Here is my revised query: small mobile companies headquartered in the Bay Area in software-related industries. This may not have been exactly what my friend was looking for, but it was a great starting point. Specifically, the systems helped me map his information need to a query that captured its spirit.
Computation is powerful – especially at our scale of data and users. Applying machine learning allows us to produce recommendations for job matching, content, community, etc. And of course it drives the feature LinkedIn is most famous for: People You May Know.
One of the steps in processing search queries is to parse them and establish query interpretations – in this case, that “linkedin” refers to a company and “ceo” refers to a job title. We do so using a hidden Markov model (HMM) trained on our corpus statistics and search logs. This allows us to handle word-sense ambiguity, e.g., “dell” as a first name, last name, or company name.

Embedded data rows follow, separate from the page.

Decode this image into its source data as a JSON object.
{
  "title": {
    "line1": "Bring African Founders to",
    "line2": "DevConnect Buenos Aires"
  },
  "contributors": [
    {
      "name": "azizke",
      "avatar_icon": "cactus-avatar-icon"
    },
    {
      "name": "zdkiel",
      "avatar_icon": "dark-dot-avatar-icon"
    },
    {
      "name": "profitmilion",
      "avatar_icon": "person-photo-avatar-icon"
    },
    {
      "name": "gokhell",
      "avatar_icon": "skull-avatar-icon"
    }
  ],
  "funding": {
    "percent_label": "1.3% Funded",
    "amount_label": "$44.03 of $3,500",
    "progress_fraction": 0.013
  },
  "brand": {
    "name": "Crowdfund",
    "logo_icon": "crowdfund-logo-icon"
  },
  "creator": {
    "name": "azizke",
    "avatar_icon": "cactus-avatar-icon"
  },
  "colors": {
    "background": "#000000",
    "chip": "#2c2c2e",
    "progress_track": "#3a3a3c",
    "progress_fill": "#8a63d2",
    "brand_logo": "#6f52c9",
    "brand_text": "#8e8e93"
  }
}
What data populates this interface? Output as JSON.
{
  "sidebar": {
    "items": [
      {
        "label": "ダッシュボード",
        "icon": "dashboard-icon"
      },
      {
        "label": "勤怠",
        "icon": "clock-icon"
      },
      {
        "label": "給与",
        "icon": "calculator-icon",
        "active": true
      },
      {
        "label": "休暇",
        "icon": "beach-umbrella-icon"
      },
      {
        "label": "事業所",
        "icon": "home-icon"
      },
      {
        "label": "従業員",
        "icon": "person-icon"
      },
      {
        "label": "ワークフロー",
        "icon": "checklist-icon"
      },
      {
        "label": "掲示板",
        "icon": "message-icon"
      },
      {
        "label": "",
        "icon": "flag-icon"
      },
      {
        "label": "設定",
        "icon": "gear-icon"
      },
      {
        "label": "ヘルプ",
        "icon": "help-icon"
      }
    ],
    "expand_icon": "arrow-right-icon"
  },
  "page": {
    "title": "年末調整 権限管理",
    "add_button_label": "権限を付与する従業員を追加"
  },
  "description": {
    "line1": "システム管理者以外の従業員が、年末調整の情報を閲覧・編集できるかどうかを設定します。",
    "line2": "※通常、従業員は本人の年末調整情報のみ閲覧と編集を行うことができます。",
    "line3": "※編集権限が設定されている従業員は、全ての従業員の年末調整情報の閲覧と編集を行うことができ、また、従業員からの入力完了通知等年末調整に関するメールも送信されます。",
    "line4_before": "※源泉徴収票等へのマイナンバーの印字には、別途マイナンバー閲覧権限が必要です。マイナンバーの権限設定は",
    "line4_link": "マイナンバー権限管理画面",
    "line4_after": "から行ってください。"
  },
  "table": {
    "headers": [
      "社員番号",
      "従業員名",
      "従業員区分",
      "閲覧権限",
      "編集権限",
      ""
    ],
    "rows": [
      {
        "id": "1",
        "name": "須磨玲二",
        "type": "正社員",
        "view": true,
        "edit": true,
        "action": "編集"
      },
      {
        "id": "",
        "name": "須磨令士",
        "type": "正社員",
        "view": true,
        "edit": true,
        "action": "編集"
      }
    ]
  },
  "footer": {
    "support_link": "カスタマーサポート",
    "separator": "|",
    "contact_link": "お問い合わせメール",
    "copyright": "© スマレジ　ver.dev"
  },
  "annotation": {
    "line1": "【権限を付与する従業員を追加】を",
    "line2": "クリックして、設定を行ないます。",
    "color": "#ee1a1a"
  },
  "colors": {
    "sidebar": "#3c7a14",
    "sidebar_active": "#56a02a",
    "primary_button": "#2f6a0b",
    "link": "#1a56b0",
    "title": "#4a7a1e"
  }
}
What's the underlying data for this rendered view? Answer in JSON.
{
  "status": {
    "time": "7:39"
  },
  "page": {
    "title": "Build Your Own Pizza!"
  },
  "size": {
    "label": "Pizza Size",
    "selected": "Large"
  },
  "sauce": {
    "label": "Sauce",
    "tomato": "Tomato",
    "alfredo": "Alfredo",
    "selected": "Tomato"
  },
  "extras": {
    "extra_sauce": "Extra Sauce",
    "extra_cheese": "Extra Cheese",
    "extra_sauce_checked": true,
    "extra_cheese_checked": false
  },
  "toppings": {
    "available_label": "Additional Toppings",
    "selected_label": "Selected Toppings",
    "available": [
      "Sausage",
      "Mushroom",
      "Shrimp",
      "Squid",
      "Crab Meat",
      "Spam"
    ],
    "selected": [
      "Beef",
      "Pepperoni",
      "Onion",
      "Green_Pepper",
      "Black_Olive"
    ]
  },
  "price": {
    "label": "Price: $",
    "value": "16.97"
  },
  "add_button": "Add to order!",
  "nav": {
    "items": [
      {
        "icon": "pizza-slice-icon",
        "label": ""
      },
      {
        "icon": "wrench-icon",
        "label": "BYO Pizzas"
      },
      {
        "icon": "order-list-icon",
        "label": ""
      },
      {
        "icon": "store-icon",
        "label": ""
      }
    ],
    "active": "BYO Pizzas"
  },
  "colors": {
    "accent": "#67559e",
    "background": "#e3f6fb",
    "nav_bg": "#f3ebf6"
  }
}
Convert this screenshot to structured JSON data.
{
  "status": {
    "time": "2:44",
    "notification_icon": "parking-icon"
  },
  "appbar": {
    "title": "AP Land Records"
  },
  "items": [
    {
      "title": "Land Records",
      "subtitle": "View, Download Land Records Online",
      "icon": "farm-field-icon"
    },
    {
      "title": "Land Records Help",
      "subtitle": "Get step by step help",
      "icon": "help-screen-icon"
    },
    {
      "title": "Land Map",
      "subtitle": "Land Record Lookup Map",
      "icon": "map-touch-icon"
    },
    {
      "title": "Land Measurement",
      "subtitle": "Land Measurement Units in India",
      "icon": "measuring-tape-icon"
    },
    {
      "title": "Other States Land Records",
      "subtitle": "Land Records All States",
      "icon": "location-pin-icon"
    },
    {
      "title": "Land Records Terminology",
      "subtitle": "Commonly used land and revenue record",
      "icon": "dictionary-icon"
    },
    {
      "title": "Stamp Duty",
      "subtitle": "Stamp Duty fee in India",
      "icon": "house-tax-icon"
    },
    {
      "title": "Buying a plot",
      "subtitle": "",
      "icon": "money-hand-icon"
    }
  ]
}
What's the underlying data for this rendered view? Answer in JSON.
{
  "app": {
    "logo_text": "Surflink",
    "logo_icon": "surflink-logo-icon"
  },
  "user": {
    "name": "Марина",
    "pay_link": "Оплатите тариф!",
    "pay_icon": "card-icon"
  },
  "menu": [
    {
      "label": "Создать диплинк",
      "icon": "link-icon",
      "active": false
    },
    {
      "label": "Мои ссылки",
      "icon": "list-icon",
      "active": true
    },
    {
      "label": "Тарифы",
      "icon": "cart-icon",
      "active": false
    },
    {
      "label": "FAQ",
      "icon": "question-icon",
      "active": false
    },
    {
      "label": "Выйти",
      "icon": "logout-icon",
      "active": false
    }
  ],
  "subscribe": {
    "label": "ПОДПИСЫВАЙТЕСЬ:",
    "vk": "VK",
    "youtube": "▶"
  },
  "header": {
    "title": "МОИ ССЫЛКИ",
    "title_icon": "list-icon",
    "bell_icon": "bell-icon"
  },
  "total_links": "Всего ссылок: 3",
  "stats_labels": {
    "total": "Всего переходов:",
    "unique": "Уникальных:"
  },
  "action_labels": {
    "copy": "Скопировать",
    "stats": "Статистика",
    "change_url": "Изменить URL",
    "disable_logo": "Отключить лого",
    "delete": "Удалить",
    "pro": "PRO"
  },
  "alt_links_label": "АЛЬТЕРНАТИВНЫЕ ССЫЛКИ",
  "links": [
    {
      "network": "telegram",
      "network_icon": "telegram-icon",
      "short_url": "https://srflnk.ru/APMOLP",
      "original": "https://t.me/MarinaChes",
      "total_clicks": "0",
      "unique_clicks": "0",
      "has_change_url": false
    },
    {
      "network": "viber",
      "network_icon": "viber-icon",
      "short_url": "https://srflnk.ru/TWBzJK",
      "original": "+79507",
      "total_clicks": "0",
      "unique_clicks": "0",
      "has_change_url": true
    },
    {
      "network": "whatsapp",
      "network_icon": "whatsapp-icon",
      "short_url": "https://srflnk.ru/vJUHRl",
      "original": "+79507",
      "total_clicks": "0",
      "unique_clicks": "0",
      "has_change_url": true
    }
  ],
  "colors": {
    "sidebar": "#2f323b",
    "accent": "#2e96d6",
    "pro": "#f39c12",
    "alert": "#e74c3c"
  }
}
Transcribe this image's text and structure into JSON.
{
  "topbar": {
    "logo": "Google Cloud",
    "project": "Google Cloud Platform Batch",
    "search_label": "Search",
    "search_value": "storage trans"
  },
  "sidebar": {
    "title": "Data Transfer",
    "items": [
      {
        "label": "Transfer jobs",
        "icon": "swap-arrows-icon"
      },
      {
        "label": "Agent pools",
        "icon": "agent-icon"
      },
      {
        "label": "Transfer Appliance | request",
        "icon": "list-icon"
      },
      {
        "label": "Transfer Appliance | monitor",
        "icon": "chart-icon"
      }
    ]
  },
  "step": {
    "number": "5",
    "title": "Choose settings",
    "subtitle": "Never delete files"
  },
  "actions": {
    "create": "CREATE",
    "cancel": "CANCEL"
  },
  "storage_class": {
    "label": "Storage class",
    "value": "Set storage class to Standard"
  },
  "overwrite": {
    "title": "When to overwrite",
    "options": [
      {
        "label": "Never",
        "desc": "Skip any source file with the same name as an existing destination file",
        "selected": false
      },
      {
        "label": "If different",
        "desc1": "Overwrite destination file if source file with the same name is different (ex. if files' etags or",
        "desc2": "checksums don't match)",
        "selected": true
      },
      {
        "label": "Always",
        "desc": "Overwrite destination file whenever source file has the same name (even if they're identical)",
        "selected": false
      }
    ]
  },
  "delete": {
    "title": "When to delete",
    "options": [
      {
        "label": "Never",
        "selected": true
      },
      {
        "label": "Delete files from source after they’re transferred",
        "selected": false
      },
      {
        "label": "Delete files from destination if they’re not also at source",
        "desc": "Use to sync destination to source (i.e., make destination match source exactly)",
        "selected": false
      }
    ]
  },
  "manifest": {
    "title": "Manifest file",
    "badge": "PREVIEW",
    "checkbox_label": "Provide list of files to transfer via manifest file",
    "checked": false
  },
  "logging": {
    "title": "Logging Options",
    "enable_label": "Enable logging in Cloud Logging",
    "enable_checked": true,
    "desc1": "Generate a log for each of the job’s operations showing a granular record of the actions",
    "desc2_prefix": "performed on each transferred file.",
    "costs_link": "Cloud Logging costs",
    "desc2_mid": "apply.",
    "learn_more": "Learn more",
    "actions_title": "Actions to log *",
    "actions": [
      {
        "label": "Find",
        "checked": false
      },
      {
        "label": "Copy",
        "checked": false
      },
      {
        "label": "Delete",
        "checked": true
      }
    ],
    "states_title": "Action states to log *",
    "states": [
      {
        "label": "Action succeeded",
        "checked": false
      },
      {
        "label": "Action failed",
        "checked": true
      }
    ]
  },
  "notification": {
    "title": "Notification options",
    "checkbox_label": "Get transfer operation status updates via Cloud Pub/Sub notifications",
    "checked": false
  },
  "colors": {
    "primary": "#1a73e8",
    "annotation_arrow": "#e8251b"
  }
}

In order to evaluate a job-candidate pair, we first use common-sense filtering to determine if the candidate is even plausible, e.g., we don't need fancy algorithms to determine that a sales executive in Turkey isn't a good match for a software engineering job in Mountain View. After this filtering, we take the two bags of features and create a single set of features for the pair to represent the matching. The matching features can be binary features (e.g., is the candidate in the same industry as the job?), softer (e.g., based on the transition probability between the the candidate's current job and the potential new one), and textual (we can use standard information retrieval methods to compare documents). Combining all of these using weights learned through regression, we can assign scores to matches. Note again that scale matters -- our corpus statistics are essential to computing the above features without falling victim to sparsity.
If the value of your network reflects the saying that "you are who you know", Skills offers the complementary "you are what you know". Skills are diverse -- ranging from Ballet to Hadoop. In order to identify the set of skills, we turn again to the unreasonable effectiveness of data. Many of our 160M+ users have a Specialties section where they list their skills as free text. By mining these sections and other profile elements, we generated a set of potential skills for our entire corpus. Bootstrapping on that list, we implemented a suggested skills feature that is leading to increasing adoption of our controlled vocabulary.
Skills is still in beta. But here you see how related skills – which are derived by mining our corpus – can increase recall on a search for people who have expertise in WordNet, a lexical database developed at Princeton. We can’t rely on people to mention WordNet in their profiles. But we can expand our search to include related skills like ontologies and semantic search. Of course it’s a precision / recall tradeoff – but one that is completely transparent to the user.
The same technique can be used to disambiguate a query like [owl]. If you’re looking for OWL specialists rather than ornithologists, then it’s helpful to require some supporting evidence, such as expertise in the semantic web or RDF.
Knowledge representation isn’t the answer. Computation is great. But with semi-structured data and data-driven computation, we can get even further.
To achieve the best results, we have to exploit the strengths of both people and machines. That means using computation to support communication.
Web search is beginning to embrace semi-structured data – using the unreasonable effectiveness of data to exploit the structure it has and derive latent structure where possible. The result is more user control and a more intuitive communication between the user and the system. What was once exotic is rapidly becoming mainstream.
At this year’s Strata conference, my colleague Monica Rogati one-upped Norvig etal’s argument about the unreasonable effectiveness of data. Not all data is created equal, and quality trumps quality. This is a teaser – I recommend you watch her talk on “The Model and the Train Wreck”.